Les critères d'hospitalisation varient considérablement en fonction de l'expérience locale (tableau 2). A partir du moment où la décision de traitement de l’HSO à l'hôpital est prise, la patiente doit être placée sous une surveillance systématique. Les signes vitaux sont enregistrés toutes les 4 heures tout comme l'équilibre des liquides. Le poids et la circonférence de l'abdomen sont contrôles quotidiennement. La surveillance de base des paramètres hématologiques et biochimiques est répétée tous les matins. L’hématocrite est contrôlé initialement toutes les 4-8 heures, puis est adapté aux cas particuliers. (18) Au contraire, pour le temps de prothrombine (PT) et le temps de céphaline (PTT) la mesure initiale est généralement suffisante. Enfin, la durée de l'échographie de l’abdomen est adaptée à chaque patiente.
Le traitement à l'hôpital permet l'hydratation par voie intraveineuse avec des solutions cristalloïdes. L’utilisation de l'albumine et du furosémide n'est pas universellement admise et, dans tous les cas doit être faite avec beaucoup de soin. Pour la prévention de la thrombose des bas de contention peuvent être portés et de l'héparine est administrée à une dose de 5.000 U par voie sous-cutanée deux fois par jour. Une distension abdominale douloureuse et la présence de troubles des fonctions respiratoires et rénales constituent des indications pour la ponction.
En cas d’HSO en phase 4 ou 5, l’admission en Unités de soins intensifs peut être estimée nécessaire.
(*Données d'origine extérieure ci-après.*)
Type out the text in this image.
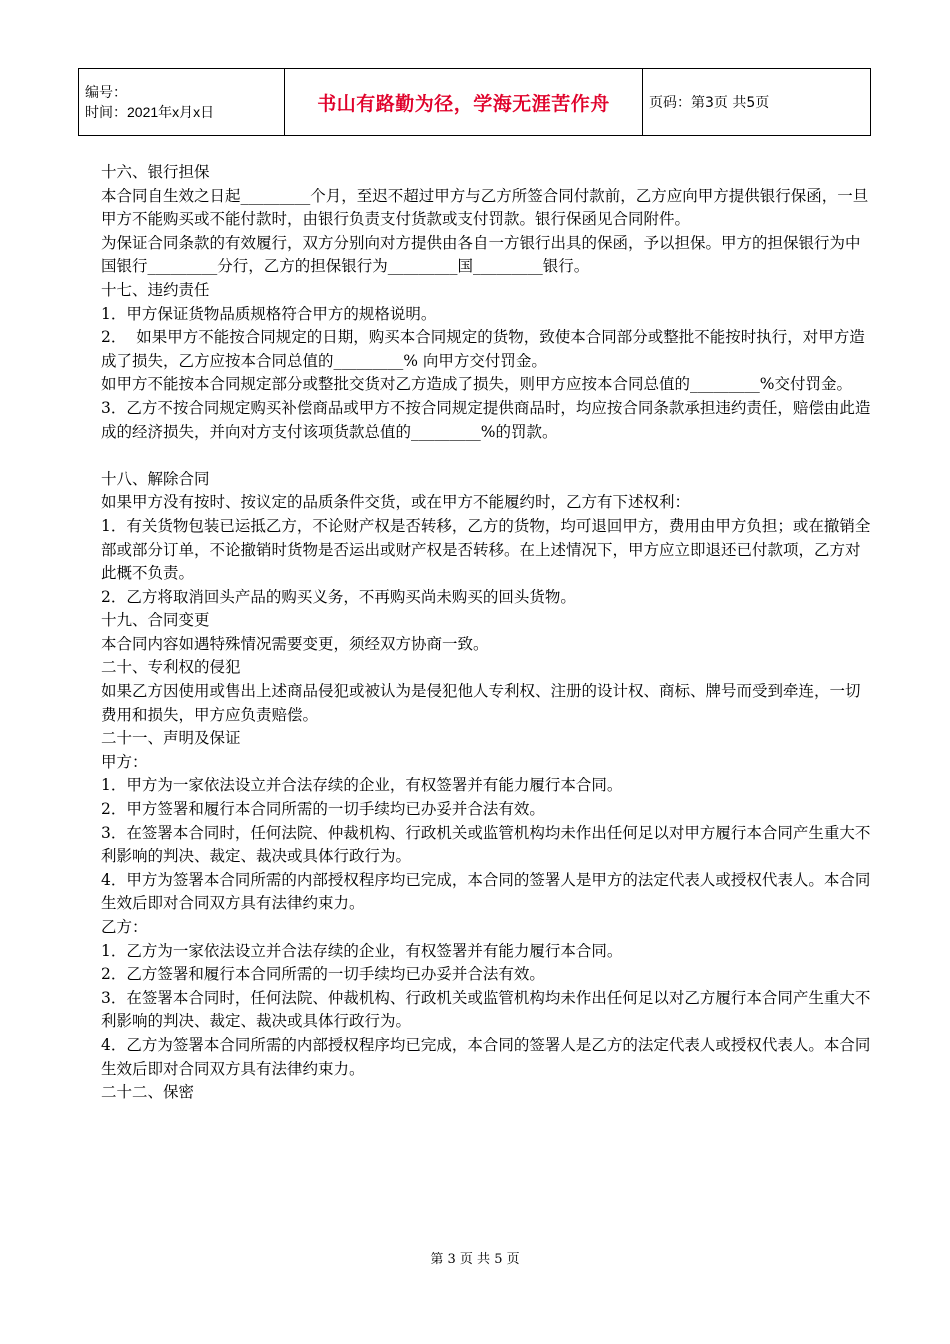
编号：
时间：2021年x月x日	书山有路勤为径，学海无涯苦作舟	页码：第3页 共5页

十六、银行担保

本合同自生效之日起_________个月，至迟不超过甲方与乙方所签合同付款前，乙方应向甲方提供银行保函，一旦甲方不能购买或不能付款时，由银行负责支付货款或支付罚款。银行保函见合同附件。

为保证合同条款的有效履行，双方分别向对方提供由各自一方银行出具的保函，予以担保。甲方的担保银行为中国银行_________分行，乙方的担保银行为_________国_________银行。

十七、违约责任

1．甲方保证货物品质规格符合甲方的规格说明。

2．  如果甲方不能按合同规定的日期，购买本合同规定的货物，致使本合同部分或整批不能按时执行，对甲方造成了损失，乙方应按本合同总值的_________% 向甲方交付罚金。

如甲方不能按本合同规定部分或整批交货对乙方造成了损失，则甲方应按本合同总值的_________%交付罚金。

3．乙方不按合同规定购买补偿商品或甲方不按合同规定提供商品时，均应按合同条款承担违约责任，赔偿由此造成的经济损失，并向对方支付该项货款总值的_________%的罚款。

十八、解除合同

如果甲方没有按时、按议定的品质条件交货，或在甲方不能履约时，乙方有下述权利：

1．有关货物包装已运抵乙方，不论财产权是否转移，乙方的货物，均可退回甲方，费用由甲方负担；或在撤销全部或部分订单，不论撤销时货物是否运出或财产权是否转移。在上述情况下，甲方应立即退还已付款项，乙方对此概不负责。

2．乙方将取消回头产品的购买义务，不再购买尚未购买的回头货物。

十九、合同变更

本合同内容如遇特殊情况需要变更，须经双方协商一致。

二十、专利权的侵犯

如果乙方因使用或售出上述商品侵犯或被认为是侵犯他人专利权、注册的设计权、商标、牌号而受到牵连，一切费用和损失，甲方应负责赔偿。

二十一、声明及保证

甲方：

1．甲方为一家依法设立并合法存续的企业，有权签署并有能力履行本合同。

2．甲方签署和履行本合同所需的一切手续均已办妥并合法有效。

3．在签署本合同时，任何法院、仲裁机构、行政机关或监管机构均未作出任何足以对甲方履行本合同产生重大不利影响的判决、裁定、裁决或具体行政行为。

4．甲方为签署本合同所需的内部授权程序均已完成，本合同的签署人是甲方的法定代表人或授权代表人。本合同生效后即对合同双方具有法律约束力。

乙方：

1．乙方为一家依法设立并合法存续的企业，有权签署并有能力履行本合同。

2．乙方签署和履行本合同所需的一切手续均已办妥并合法有效。

3．在签署本合同时，任何法院、仲裁机构、行政机关或监管机构均未作出任何足以对乙方履行本合同产生重大不利影响的判决、裁定、裁决或具体行政行为。

4．乙方为签署本合同所需的内部授权程序均已完成，本合同的签署人是乙方的法定代表人或授权代表人。本合同生效后即对合同双方具有法律约束力。

二十二、保密

第 3 页 共 5 页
Les troubles de la fonction rénale sont d'abord traités par dopamine, et si nécessaire par dialyse, la fonction respiratoire avec des ponctions thoraciques et par respirateur et les événements thromboemboliques par traitement anticoagulant systémique. Dans tous les cas, le médecin ne doit pas oublier la possibilité d'une grossesse, surtout lors de la réalisation de radiographies ou la rédaction d’ordonnances prescrivant des médicaments. Les complications d’HSO après l'implantation sont toujours possibles et il ne faut pas exclure une telle possibilité en raison d’une amélioration clinique transitoire après la stimulation ovarienne. Enfin, l'interruption de grossesse dans les cas graves d’HSO est toujours l'option thérapeutique ultime.
CONCLUSIONS
Le syndrome d’hyperstimulation ovarienne est une complication iatrogène potentiellement mortelle. (22) Pour ces deux raisons, les médecins qui prescrivent des médicaments pour provoquer l'ovulation, quelle que soit leur spécialité, doivent parfaitement maitriser la physiopathologie, la classification, les facteurs de risque, la prévention et, bien sûr, le traitement de l’HSO.
Le traitement du HSO est actuellement symptomatique et consiste à établir des paramètres de suivi, dans le respect de l'équilibre des liquides, dans la prophylaxie de la thrombose et le traitement de l'ascite. Il est estimé que les progrès continus dans la physiopathologie du syndrome permettront de rendre le traitement causal et donc par conséquent plus sûr et plus efficace, notamment par l’utilisation d’antagonistes ou d’inhibiteurs de la composition du VEGF.